# FSA Geometry EOC Benchmark And Intervention

## Shmooping the Sunshine State, Geometry style.

Shapes on shapes on shapes. A brand-new Florida Standards Assessment that includes technology-enhanced items. Proofs. The FSA Geometry EOC can be daunting, but Shmoop's guide includes a full-length benchmark assessment that students can take throughout the year to measure their progress. We've also added targeted review and test-based practice problems—yes, with the technological enhancements and everything—to help promote mastery.

## What's Inside Shmoop's Online FSA Geometry EOC Benchmark and Intervention Prep

Shmoop is a labor of love from folks who are really, really into learning. Our test prep resources will help you prepare for exams with comprehensive, engaging, and frankly hilarious materials that bring the test to life. No, not like that. Put down those torches.

Inside Shmoop's FSA Geometry EOC benchmark and intervention product, you'll find...

• full alignment to Florida Standards
• a comprehensive benchmark assessment
• targeted review topics
• practice questions to promote mastery
• technology-enhanced items
• test-specific strategies

## Sample Content

### Similarity Transformations

Given two figures, use the definition of similarity in terms of similarity transformations to decide if they are similar; explain using similarity transformations the meaning of similarity for triangles as the equality of all corresponding pairs of angles and the proportionality of all corresponding pairs of sides (MAFS.912.G-SRT.1.2).

If two shapes aren't congruent, that doesn't mean they have absolutely nothing in common.

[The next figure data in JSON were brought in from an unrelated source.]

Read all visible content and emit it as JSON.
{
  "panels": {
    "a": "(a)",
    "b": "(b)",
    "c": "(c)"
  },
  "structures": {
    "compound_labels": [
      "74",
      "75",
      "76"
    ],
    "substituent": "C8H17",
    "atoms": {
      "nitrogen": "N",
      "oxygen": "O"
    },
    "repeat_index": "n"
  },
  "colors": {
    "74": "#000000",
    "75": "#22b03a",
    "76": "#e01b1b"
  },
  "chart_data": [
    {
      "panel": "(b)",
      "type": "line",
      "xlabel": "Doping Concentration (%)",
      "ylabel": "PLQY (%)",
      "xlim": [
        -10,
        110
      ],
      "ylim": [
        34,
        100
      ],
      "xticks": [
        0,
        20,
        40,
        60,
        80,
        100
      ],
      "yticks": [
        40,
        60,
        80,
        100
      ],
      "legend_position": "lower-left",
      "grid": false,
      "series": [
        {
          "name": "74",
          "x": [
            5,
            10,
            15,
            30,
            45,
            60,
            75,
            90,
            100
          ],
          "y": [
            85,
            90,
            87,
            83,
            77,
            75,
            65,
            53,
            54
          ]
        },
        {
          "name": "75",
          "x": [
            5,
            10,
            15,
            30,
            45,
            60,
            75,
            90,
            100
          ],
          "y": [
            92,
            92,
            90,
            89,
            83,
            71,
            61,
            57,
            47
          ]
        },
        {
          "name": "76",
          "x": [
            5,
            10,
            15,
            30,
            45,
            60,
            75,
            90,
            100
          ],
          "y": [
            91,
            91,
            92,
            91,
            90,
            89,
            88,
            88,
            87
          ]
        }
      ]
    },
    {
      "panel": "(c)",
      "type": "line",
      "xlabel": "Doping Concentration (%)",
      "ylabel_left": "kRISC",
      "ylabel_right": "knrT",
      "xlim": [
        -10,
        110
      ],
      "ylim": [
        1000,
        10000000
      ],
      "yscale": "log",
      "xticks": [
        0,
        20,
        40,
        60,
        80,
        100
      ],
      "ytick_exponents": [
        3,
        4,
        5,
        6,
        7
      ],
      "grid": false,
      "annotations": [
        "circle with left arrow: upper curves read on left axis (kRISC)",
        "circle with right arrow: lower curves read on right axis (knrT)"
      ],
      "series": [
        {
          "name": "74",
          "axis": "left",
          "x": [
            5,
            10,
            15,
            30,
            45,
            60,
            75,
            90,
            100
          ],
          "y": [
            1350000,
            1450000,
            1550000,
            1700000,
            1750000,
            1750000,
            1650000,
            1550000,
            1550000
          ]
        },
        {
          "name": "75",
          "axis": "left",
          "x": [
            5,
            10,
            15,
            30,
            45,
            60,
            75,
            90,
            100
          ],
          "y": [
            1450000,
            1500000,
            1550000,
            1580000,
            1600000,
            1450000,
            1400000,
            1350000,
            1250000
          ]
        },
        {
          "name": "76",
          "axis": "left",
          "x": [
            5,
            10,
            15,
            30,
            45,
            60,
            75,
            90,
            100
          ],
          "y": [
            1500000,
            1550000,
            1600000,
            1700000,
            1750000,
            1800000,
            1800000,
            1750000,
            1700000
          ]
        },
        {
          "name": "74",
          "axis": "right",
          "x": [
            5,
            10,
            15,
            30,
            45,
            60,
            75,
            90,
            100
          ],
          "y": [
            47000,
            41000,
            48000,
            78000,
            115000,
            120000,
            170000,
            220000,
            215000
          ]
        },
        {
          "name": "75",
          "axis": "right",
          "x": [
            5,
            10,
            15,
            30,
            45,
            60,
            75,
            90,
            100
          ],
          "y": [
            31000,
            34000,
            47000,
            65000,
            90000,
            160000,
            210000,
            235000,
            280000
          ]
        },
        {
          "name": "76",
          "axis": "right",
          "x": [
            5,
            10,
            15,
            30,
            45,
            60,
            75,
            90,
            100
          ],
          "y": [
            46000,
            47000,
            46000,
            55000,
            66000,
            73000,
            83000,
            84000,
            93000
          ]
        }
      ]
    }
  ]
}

Just because they aren't soul mates doesn't mean that they can't be friends. Uh, aren't similar.

Specifically, dilating creates shapes that are different in size to the original shape but maintain the same angle measures as the original shape, like Russian nesting dolls, pretty much. Dilation is an example of a similarity transformation. If all we've done to the shape is make it bigger or smaller, we've performed a similarity transformation.

We could say that translation/reflection/rotation are to congruent shapes as dilation is to similar shapes, but we won't, because no one wants to do English in math class.

### Definition of Similarity

Similar polygons are, um, similar to congruent ones, except that they do not have to be the same size, just the same shape. This means two things:

1. All the sides are proportional to each other;
2. The angles are the same.

When we were talking about congruence earlier, we mentioned the pentagon KLMNO would be ostracized for not being the same size as ABCDE and FGHIJ, even though it had the same angle measures. Similarity allows KLMNO to join the club because, while it may be smaller, it still has the same angle measures.

How sweet. Everyone to the clubhouse! No circles allowed.